Suriye/ İdlib savaşıyla Türkiye’ye gelen sığınmacı göçmen sayısı artmaya başladı.
Türkiye, Avrupa ülkeleriyle yapmış olduğu mülteci anlaşmasını sınırlarını açarak bozdu. Yıllardır Avrupa’yı tehdit eden Tayyip Erdoğan, nihayet sınırları ülkede yaşayan göçmenlere açtı. Dolayısıyla Yunan sınırına ve adalara, son bir kaç gün içinde binlerce göçmen hücum etti. Yunanistan’a geçmeye çalışan sığınmacılara karşı Yunan polisi göz yaşartıcı gaz kullanıyor. Yunanistan üzerinden Avrupa’ya gelmek isteyen kadın, çoluk-çocuk göçmenlere karşı hiçte iyi muamele yapılmıyor.
Avrupa parlamentosu bugüne kadar sığınmacı göçmenlerin Türkiye'de kalması için 6 milyar Euro tutarında para ödedi.
Türkiye’nin, El Kaide, El Nusra ve HTŞ teröristleri ile Suriye halklarına karşı açtığı savaşta 36 uzman Paralı Türk askeri öldürüldü. Türkiye'nin Suriye halkına karşı sürdürdüğü bu kirli savaş bir an önce durmalı, daha fazla her iki taraftan kan akıtılmaması için derhal geri çekilmelidir. Türkiye bir yandan, üyesi olduğu NATO’dan ve Avrupa ülkelerinden savaş için yardım istiyor diğer yandan da yardım gelmediği için sınırları, sığınmacı göçmenlerin Avrupa'ya gitmesi için açıyor.
NATO anlaşmasının 5 maddesi gereği, eğer bir Nato ülkesine karşı savaş açılırsa diğer üye ülkeler o ülkeye yardım edebiliyor. Türkiye resmen teröristler ile birlikte Suriye halklarına karşı savaş açmıştır ve Nato bunu kınıyor. Nato, öldürülen Türk askerlerinin aileleri için baş sağlığı dileyen bir mesaj yayınladı.

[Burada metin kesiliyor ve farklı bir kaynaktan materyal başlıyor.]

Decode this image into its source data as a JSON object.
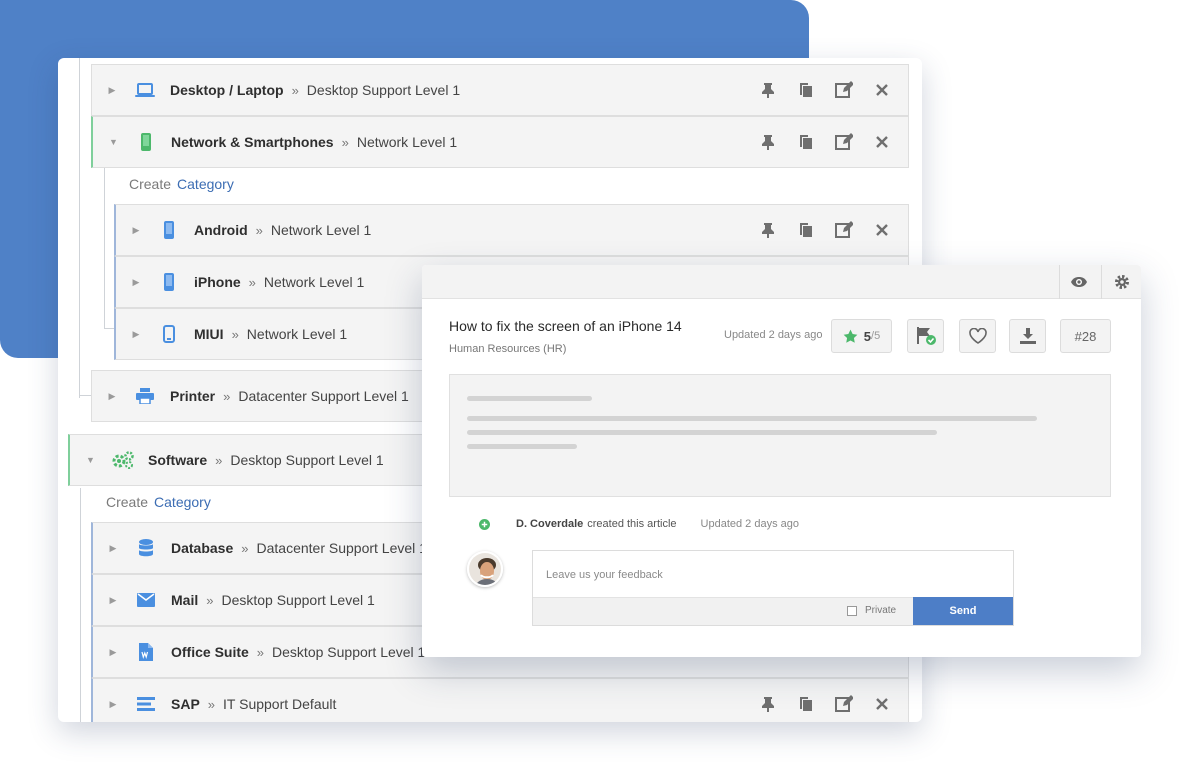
{
  "tree": {
    "rows": [
      {
        "name": "Desktop / Laptop",
        "sep": "»",
        "level": "Desktop Support Level 1"
      },
      {
        "name": "Network & Smartphones",
        "sep": "»",
        "level": "Network Level 1"
      },
      {
        "name": "Android",
        "sep": "»",
        "level": "Network Level 1"
      },
      {
        "name": "iPhone",
        "sep": "»",
        "level": "Network Level 1"
      },
      {
        "name": "MIUI",
        "sep": "»",
        "level": "Network Level 1"
      },
      {
        "name": "Printer",
        "sep": "»",
        "level": "Datacenter Support Level 1"
      },
      {
        "name": "Software",
        "sep": "»",
        "level": "Desktop Support Level 1"
      },
      {
        "name": "Database",
        "sep": "»",
        "level": "Datacenter Support Level 1"
      },
      {
        "name": "Mail",
        "sep": "»",
        "level": "Desktop Support Level 1"
      },
      {
        "name": "Office Suite",
        "sep": "»",
        "level": "Desktop Support Level 1"
      },
      {
        "name": "SAP",
        "sep": "»",
        "level": "IT Support Default"
      }
    ],
    "create_label": "Create",
    "category_link": "Category"
  },
  "article": {
    "title": "How to fix the screen of an iPhone 14",
    "subtitle": "Human Resources (HR)",
    "updated": "Updated 2 days ago",
    "rating_value": "5",
    "rating_max": "/5",
    "id": "#28"
  },
  "activity": {
    "author": "D. Coverdale",
    "action": "created this article",
    "time": "Updated 2 days ago"
  },
  "feedback": {
    "placeholder": "Leave us your feedback",
    "private_label": "Private",
    "send_label": "Send"
  },
  "colors": {
    "background_blue": "#4f81c7",
    "accent_green": "#4cb86b",
    "icon_blue": "#4a8fe0",
    "send_blue": "#4d7ec7"
  }
}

AKP ve MHP Osmanlı yayılmacı politikasıyla Ortadoğu'da Araplar ve Kürtlere karşı savaş açmış bulunuyor. Saldırgan, milliyetçi, ırkçı ve faşist politikalar günümüzde taraf bulmuyor. Türkiye, Suriye ve Libya’ya asker gönderip saldırgan tutumu ile o ülkelerin iç işlerine karışıyor. Bu saldırgan politika, günümüzde çok tehlikeli ve yanlış bir anlayıştır. Bu yanlış, saldırgan ve yağmacı politikayı içte ve dışta desteklemeyenler, AKP ve MHP tarafından düşman ilan ediliyor. MHP Başkanı Devlet Bahçeli ağzı köpürerek Şam'a girelim diyor. Hitler de zamanında Moskova'ya girelim diyerek milyonlarca insanın ölümüne sebep olmuştu.
Türkiye bu yağmacı, saldırgan faşist metot ve yöntemiyle, kafa kesen teröristler ile birlikte, Suriye halkına karşı savaş açmıştır. Burada, Esad’ın yaptıklarının doğru olduğunu söylemiyorum. Esad 8 senedir yanlış idari metodu ile kendi halkına karşı bir savaş yürütüyor. Savaş dolayısıyla çok sayıda Suriyeli kendi ülkelerini terk etmek zorunda kalmıştır. Esad ve Rusya, daha fazla Suriye'de kan akıtmadan bir an önce ülkede yaşayan tüm haklarla masaya oturtup bu sorunu savaşsız bir şekilde çözmelidir. Savaş, sorunların çözümünde hiç bir zaman başarılı olmamıştır.
Kim ki kendi ülke haklarını diktatörce yönetiyorsa bir gün hakların onlardan hesap soracağını unutmasınlar.
Avrupa ülkeleri, savaştan canını kurtarmak isteyen öncelikle kadınlar, çocuklar, hasta ve yaşlılar için kapılarını açmalıdır. Ülkelerine kabul edip onlara insanca muamele yapılmalıdır. Sınırlarda insanlara karşı şiddet, göz yaşartıcı gaz kullanılmamalıdır.
Avrupa, ülkelerini terk etmek zorunda kalan, sınırlarda perişan olan sığınmacı göçmenlere bakacak ve ülkelerinde barındıracak güçtedir.
Tüm Avrupa ülkeleri eşit bir şekilde sığınmacı göçmenleri insanca yaşamaları için kabul etmelidirler.